I just picked up a jotul firelight  and am wondering how does the fan mount on a jotul firelight DV and where does the air movement come from or through?

my lopi has a fan and the air blows out from the front , not the top and it has nice control placement for on / off and fan speed. does jotul offer/have the same features in their optional add on fan kit and is it thermostatically controlled to turn on by its self ?


if not, I may be wanting/willing to trade this jotul firelight for another berkshire lopi.


----------



## summit (Nov 12, 2010)

GF600 blows out thru the top. fan kinda blows thru a light sheetmetal channel. The lopi does have a better setup for use w/ a fan. Jotul fan can run on manual or auto, wheras Lopi only runs on auto.


----------



## peedenmark7 (Nov 12, 2010)

thanks for the info PE. it is much appreciated ! 

after looking at the firelight I kind of figured it was a blow through the top only. my unit is not l;ike the newer ones with the sheetmetal channel up the back, mine has the 6 metal tubes.
 the jotuls are well made stoves and I am into it VERY right, even with the fuel cost driving cross country for it.
the decision will now be to add the blower or look to trade it for a lopi.

we love our berkshire, its truly a wonderful stove with all the bells and whistles.
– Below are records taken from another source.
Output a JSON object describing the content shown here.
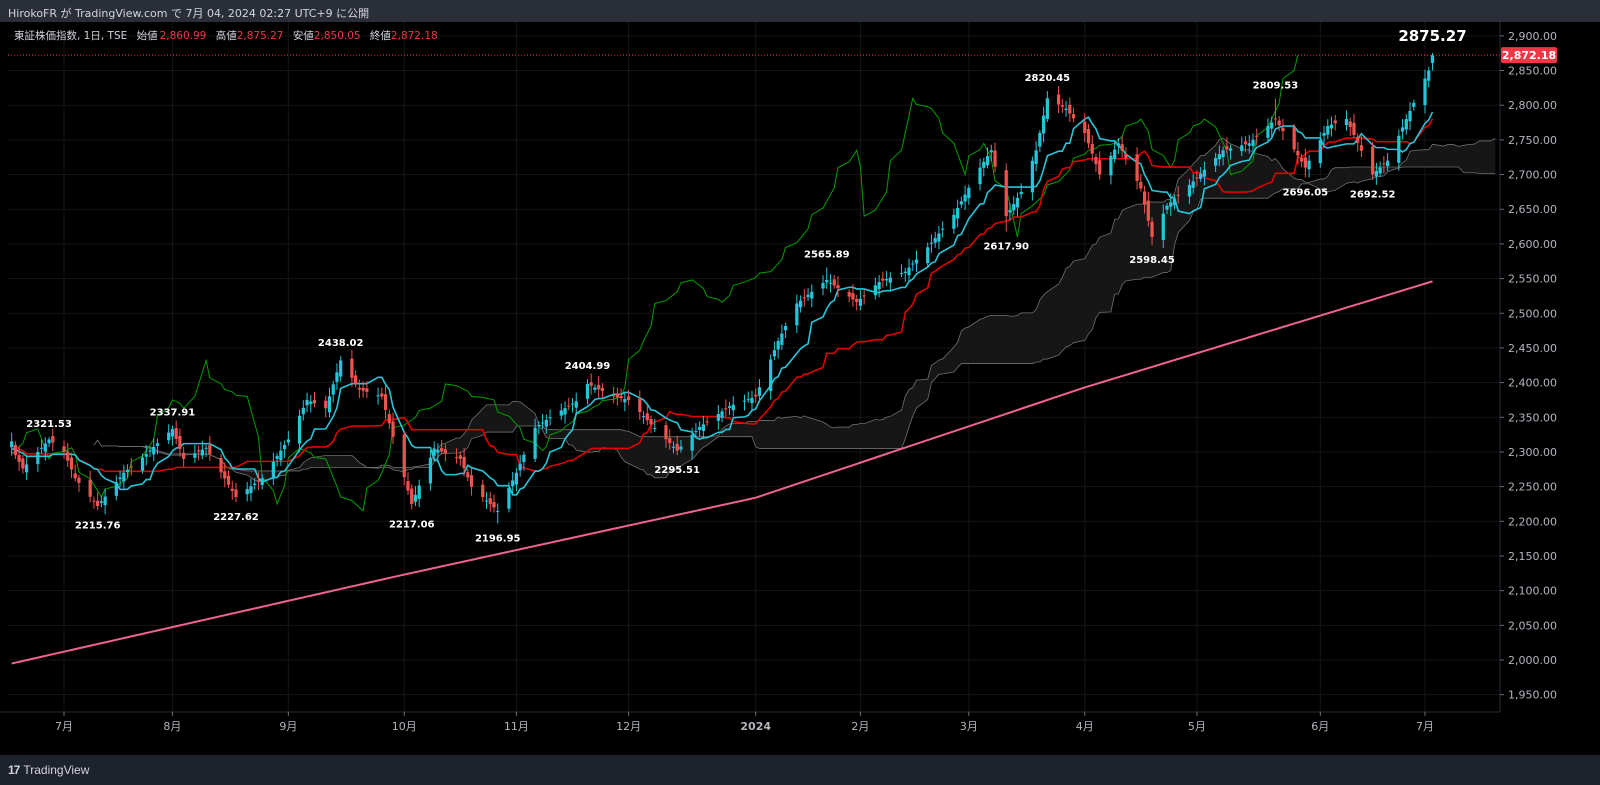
{
  "header": {
    "publish_text": "HirokoFR が TradingView.com で 7月 04, 2024 02:27 UTC+9 に公開"
  },
  "legend": {
    "symbol": "東証株価指数, 1日, TSE",
    "open_label": "始値",
    "open_value": "2,860.99",
    "high_label": "高値",
    "high_value": "2,875.27",
    "low_label": "安値",
    "low_value": "2,850.05",
    "close_label": "終値",
    "close_value": "2,872.18"
  },
  "footer": {
    "brand": "TradingView",
    "logo_mark": "17"
  },
  "colors": {
    "up": "#26c6da",
    "down": "#ef5350",
    "conversion": "#26c6da",
    "base": "#e00000",
    "lagging": "#00a000",
    "cloud": "#161616",
    "cloud_edge": "#707070",
    "sma": "#f06292",
    "price_label_bg": "#f23645",
    "background": "#000000"
  },
  "chart_data": {
    "type": "candlestick",
    "instrument": "東証株価指数",
    "interval": "1日",
    "exchange": "TSE",
    "ohlc_latest": {
      "open": 2860.99,
      "high": 2875.27,
      "low": 2850.05,
      "close": 2872.18
    },
    "current_price_label": "2,872.18",
    "peak_label": "2875.27",
    "y_axis": {
      "min": 1925,
      "max": 2920,
      "side": "right",
      "ticks": [
        "1,950.00",
        "2,000.00",
        "2,050.00",
        "2,100.00",
        "2,150.00",
        "2,200.00",
        "2,250.00",
        "2,300.00",
        "2,350.00",
        "2,400.00",
        "2,450.00",
        "2,500.00",
        "2,550.00",
        "2,600.00",
        "2,650.00",
        "2,700.00",
        "2,750.00",
        "2,800.00",
        "2,850.00",
        "2,900.00"
      ]
    },
    "x_axis": {
      "labels": [
        "7月",
        "8月",
        "9月",
        "10月",
        "11月",
        "12月",
        "2024",
        "2月",
        "3月",
        "4月",
        "5月",
        "6月",
        "7月"
      ],
      "label_dates": [
        "2023-07-03",
        "2023-08-01",
        "2023-09-01",
        "2023-10-02",
        "2023-11-01",
        "2023-12-01",
        "2024-01-04",
        "2024-02-01",
        "2024-03-01",
        "2024-04-01",
        "2024-05-01",
        "2024-06-03",
        "2024-07-01"
      ]
    },
    "grid": true,
    "swing_labels": [
      {
        "text": "2321.53",
        "date": "2023-06-29",
        "price": 2321.53,
        "position": "above"
      },
      {
        "text": "2215.76",
        "date": "2023-07-12",
        "price": 2215.76,
        "position": "below"
      },
      {
        "text": "2337.91",
        "date": "2023-08-01",
        "price": 2337.91,
        "position": "above"
      },
      {
        "text": "2227.62",
        "date": "2023-08-18",
        "price": 2227.62,
        "position": "below"
      },
      {
        "text": "2438.02",
        "date": "2023-09-15",
        "price": 2438.02,
        "position": "above"
      },
      {
        "text": "2217.06",
        "date": "2023-10-04",
        "price": 2217.06,
        "position": "below"
      },
      {
        "text": "2196.95",
        "date": "2023-10-27",
        "price": 2196.95,
        "position": "below"
      },
      {
        "text": "2404.99",
        "date": "2023-11-20",
        "price": 2404.99,
        "position": "above"
      },
      {
        "text": "2295.51",
        "date": "2023-12-14",
        "price": 2295.51,
        "position": "below"
      },
      {
        "text": "2565.89",
        "date": "2024-01-23",
        "price": 2565.89,
        "position": "above"
      },
      {
        "text": "2617.90",
        "date": "2024-03-11",
        "price": 2617.9,
        "position": "below"
      },
      {
        "text": "2820.45",
        "date": "2024-03-22",
        "price": 2820.45,
        "position": "above"
      },
      {
        "text": "2598.45",
        "date": "2024-04-19",
        "price": 2598.45,
        "position": "below"
      },
      {
        "text": "2809.53",
        "date": "2024-05-22",
        "price": 2809.53,
        "position": "above"
      },
      {
        "text": "2696.05",
        "date": "2024-05-30",
        "price": 2696.05,
        "position": "below"
      },
      {
        "text": "2692.52",
        "date": "2024-06-17",
        "price": 2692.52,
        "position": "below"
      }
    ],
    "anchors": [
      [
        "2023-06-19",
        2305
      ],
      [
        "2023-06-22",
        2276
      ],
      [
        "2023-06-29",
        2318
      ],
      [
        "2023-07-03",
        2300
      ],
      [
        "2023-07-06",
        2262
      ],
      [
        "2023-07-12",
        2222
      ],
      [
        "2023-07-19",
        2270
      ],
      [
        "2023-07-24",
        2292
      ],
      [
        "2023-08-01",
        2333
      ],
      [
        "2023-08-04",
        2290
      ],
      [
        "2023-08-10",
        2306
      ],
      [
        "2023-08-18",
        2235
      ],
      [
        "2023-08-25",
        2262
      ],
      [
        "2023-09-01",
        2318
      ],
      [
        "2023-09-06",
        2375
      ],
      [
        "2023-09-11",
        2363
      ],
      [
        "2023-09-15",
        2432
      ],
      [
        "2023-09-20",
        2390
      ],
      [
        "2023-09-26",
        2380
      ],
      [
        "2023-10-04",
        2225
      ],
      [
        "2023-10-10",
        2305
      ],
      [
        "2023-10-17",
        2290
      ],
      [
        "2023-10-20",
        2250
      ],
      [
        "2023-10-27",
        2215
      ],
      [
        "2023-11-01",
        2270
      ],
      [
        "2023-11-06",
        2335
      ],
      [
        "2023-11-10",
        2350
      ],
      [
        "2023-11-17",
        2373
      ],
      [
        "2023-11-20",
        2398
      ],
      [
        "2023-11-27",
        2380
      ],
      [
        "2023-12-01",
        2375
      ],
      [
        "2023-12-07",
        2340
      ],
      [
        "2023-12-14",
        2302
      ],
      [
        "2023-12-20",
        2336
      ],
      [
        "2023-12-28",
        2366
      ],
      [
        "2024-01-04",
        2380
      ],
      [
        "2024-01-10",
        2460
      ],
      [
        "2024-01-15",
        2514
      ],
      [
        "2024-01-23",
        2548
      ],
      [
        "2024-01-31",
        2516
      ],
      [
        "2024-02-06",
        2545
      ],
      [
        "2024-02-13",
        2560
      ],
      [
        "2024-02-19",
        2595
      ],
      [
        "2024-02-26",
        2642
      ],
      [
        "2024-03-04",
        2710
      ],
      [
        "2024-03-07",
        2735
      ],
      [
        "2024-03-11",
        2640
      ],
      [
        "2024-03-15",
        2675
      ],
      [
        "2024-03-19",
        2735
      ],
      [
        "2024-03-22",
        2810
      ],
      [
        "2024-03-27",
        2795
      ],
      [
        "2024-04-01",
        2760
      ],
      [
        "2024-04-05",
        2700
      ],
      [
        "2024-04-10",
        2745
      ],
      [
        "2024-04-16",
        2680
      ],
      [
        "2024-04-19",
        2610
      ],
      [
        "2024-04-23",
        2655
      ],
      [
        "2024-04-30",
        2690
      ],
      [
        "2024-05-08",
        2735
      ],
      [
        "2024-05-15",
        2745
      ],
      [
        "2024-05-22",
        2780
      ],
      [
        "2024-05-30",
        2710
      ],
      [
        "2024-06-05",
        2770
      ],
      [
        "2024-06-10",
        2780
      ],
      [
        "2024-06-17",
        2700
      ],
      [
        "2024-06-21",
        2720
      ],
      [
        "2024-06-26",
        2780
      ],
      [
        "2024-07-02",
        2850
      ],
      [
        "2024-07-03",
        2872.18
      ]
    ],
    "series": [
      {
        "name": "転換線",
        "kind": "ichimoku-conversion",
        "period": 9
      },
      {
        "name": "基準線",
        "kind": "ichimoku-base",
        "period": 26
      },
      {
        "name": "先行スパン",
        "kind": "ichimoku-cloud",
        "shift": 26
      },
      {
        "name": "遅行スパン",
        "kind": "ichimoku-lagging",
        "shift": -26
      },
      {
        "name": "SMA",
        "kind": "sma",
        "period": 200,
        "points": [
          [
            "2023-06-15",
            1990
          ],
          [
            "2023-10-01",
            2122
          ],
          [
            "2024-01-04",
            2234
          ],
          [
            "2024-04-01",
            2393
          ],
          [
            "2024-07-03",
            2546
          ]
        ]
      }
    ]
  }
}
I like that the lopi still radiates heat from the top some , even while the blower is pushing heat out of the front....seems jotul could learn something from the folks at travis.

we wanted to add another stove with higher btu's for the other side of the house to supplement the berki while we are away ,thus not heating with wood. 
 at roughly 40,000 btus, the firelight was the only logical choice if a berki was not available.


----------



## peedenmark7 (Nov 23, 2010)

had kind of a scare last week in that a dealer in the northern part of our state told me that the original firelight DV does not have the ability to have a fan installed. 
well,this turned out to be a only correct in part, as my local dealer put a little more time into his research and found tha tI can.

for anyone considering an older , rather the original jotul firelight DV , there are 2 serial number prefixes, L & M which are key if you want to add a fan.

the L series can NOT have a fan installed.
the M series can.

I lucked out for once in that I have the later production of that unit.  though I'll be quick to add that  my butt will hurt a bit after I buy it .[pricey unit]


----------



## Terra Gherkin (Jan 18, 2011)

I just bought a used (1998) model firelight DV. The serial # begins with "L" and it does have a blower installed. The confusion is no surprise to me however. Neither Jotul nor the distributors have been of much assistance with my questions on this older model. Hoping to get better advice on the web somewhere. You don't by any chance have your Firelight vented horizontally off the back of the stove (rather than vertically) ...??


----------



## peedenmark7 (Jan 19, 2011)

sounds like yours is the same year as mine. I have not installed the stove as of yet, but it will be vented straight up.  If memory serves me on the firelight , it has to have a 53" ? vertical rise before you can vent it horizontally.
I'd be curious as to the  part number stamped or marked on your blower and if I could get a few pictures of how the fan ,switch or controls are mounted , I'd be much obliged ! 


I spoke with 3 dealers before I found one that was willing to take the time to fully research my stove and give me a definitive answer as to the ability to add the fan... the fan kit isnt cheap at $395 !
but its a must in the north woods.


----------